@Mindy17 , the only thing that makes sense is that Airbnb's request to submit a CC number to facilitate a refund concerns a PAST reservation, in other words you have gotten paid for it, Airbnb only withheld their portion of the service fee, and the guest's account shows zero balance. If Airbnb has no reserve anymore in that guest's account, why would they want to advance payment to the guest from their own funds when you are the one that decided to give the guest a refund? sounds like Airbnb did that in the past but just recently changed their policy on it.
From a purely finacial angle the new policy makes sense: to subtract that amount from a future payment to you, or what you call debiting your Airbnb account, is an iffy business proposition: you might cancel your account, never do another booking, or something else might come up., and Airbnb will never be able to recover that amount from you , so businesswise it makes perfect sense that Airbnb doesn't want to do that, it's like extending an unsecured loan to you.

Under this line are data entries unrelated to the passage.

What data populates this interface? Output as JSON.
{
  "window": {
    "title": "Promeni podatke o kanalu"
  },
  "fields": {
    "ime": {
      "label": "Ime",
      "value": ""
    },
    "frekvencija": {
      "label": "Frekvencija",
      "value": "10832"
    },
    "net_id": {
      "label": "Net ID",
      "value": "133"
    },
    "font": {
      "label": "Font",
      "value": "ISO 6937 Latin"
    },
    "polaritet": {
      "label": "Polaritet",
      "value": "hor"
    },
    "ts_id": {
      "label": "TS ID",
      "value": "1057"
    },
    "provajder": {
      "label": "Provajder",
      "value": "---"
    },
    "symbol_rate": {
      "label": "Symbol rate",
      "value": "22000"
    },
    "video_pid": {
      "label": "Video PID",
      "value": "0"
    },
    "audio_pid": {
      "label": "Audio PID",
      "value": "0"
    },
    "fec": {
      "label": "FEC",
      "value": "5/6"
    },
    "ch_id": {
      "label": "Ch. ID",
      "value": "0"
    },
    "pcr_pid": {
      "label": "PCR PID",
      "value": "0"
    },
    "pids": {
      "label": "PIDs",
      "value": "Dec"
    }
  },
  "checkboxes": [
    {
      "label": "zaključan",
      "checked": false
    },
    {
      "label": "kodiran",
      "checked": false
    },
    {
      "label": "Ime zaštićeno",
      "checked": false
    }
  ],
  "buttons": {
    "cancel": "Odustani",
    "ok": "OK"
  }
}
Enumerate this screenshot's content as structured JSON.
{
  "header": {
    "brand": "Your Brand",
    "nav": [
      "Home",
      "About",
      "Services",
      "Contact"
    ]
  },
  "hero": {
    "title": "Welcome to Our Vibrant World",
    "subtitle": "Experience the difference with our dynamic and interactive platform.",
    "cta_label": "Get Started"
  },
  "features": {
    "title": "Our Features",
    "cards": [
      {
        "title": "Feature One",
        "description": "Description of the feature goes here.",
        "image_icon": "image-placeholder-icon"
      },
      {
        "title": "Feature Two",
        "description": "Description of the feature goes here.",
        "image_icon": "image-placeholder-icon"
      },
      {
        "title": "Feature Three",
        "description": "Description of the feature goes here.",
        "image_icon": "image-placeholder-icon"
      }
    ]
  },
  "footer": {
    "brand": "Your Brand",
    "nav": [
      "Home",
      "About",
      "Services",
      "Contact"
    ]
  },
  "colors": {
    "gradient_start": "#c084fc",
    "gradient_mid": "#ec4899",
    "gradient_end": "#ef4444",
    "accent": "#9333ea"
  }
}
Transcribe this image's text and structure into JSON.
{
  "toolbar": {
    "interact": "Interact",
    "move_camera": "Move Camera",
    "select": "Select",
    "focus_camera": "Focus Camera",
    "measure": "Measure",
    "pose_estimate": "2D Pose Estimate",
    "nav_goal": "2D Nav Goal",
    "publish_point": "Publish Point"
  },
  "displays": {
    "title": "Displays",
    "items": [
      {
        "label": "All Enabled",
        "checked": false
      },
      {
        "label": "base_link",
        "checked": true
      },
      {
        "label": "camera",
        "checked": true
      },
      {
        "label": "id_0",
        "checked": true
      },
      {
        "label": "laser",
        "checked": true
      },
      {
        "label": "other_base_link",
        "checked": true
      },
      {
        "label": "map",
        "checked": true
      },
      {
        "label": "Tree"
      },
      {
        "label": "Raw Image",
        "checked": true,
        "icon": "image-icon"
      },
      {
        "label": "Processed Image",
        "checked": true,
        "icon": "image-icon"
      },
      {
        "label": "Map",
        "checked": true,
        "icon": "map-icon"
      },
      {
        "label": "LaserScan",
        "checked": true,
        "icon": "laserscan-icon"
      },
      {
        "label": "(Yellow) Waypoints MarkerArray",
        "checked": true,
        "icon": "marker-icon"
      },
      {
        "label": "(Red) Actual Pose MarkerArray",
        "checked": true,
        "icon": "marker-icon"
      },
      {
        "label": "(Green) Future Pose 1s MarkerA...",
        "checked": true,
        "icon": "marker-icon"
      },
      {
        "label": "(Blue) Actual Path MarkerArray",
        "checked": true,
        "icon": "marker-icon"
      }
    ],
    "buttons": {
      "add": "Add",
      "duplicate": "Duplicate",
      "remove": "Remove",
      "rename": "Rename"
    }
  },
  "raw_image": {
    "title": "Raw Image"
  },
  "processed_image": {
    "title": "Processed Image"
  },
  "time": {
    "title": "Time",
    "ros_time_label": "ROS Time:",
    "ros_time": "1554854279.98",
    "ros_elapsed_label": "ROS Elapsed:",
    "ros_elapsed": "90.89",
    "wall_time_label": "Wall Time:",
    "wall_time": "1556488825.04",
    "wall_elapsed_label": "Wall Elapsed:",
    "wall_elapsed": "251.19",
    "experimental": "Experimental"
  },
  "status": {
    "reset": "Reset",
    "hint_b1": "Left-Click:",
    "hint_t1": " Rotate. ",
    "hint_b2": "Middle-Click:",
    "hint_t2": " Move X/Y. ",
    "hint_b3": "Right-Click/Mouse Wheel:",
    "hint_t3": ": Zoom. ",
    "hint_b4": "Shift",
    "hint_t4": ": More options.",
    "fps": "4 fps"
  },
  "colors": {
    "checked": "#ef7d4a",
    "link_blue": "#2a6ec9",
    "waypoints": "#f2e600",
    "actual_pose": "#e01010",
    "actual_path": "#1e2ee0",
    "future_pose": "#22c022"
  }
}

But if the refund concerns a future booking and you haven't gotten paid for the guest's stay yet, then this request by Airbnb to submit your CC number makes no sense, as Airbnb is holding all the $$ for that booking and hasn't released them to you yet. but I don't see why a host would go to the resolution center for that, instead of simply going to "change reservation" and adjust the $$ amount that way. Maybe going to the resolution center is what created the problem, and then the "lets get the host's CC number" routine got triggered.
your scenario is different: the guest cancelled immediately, you have not received any payment from Airbnb. the refund situation is between Airbnb and the guest, you are not involved in that at all, you do NOTHING. But apparently you tried to do something, and then also, the "give us your CC number" routine got activated. Sorry, don't do anything!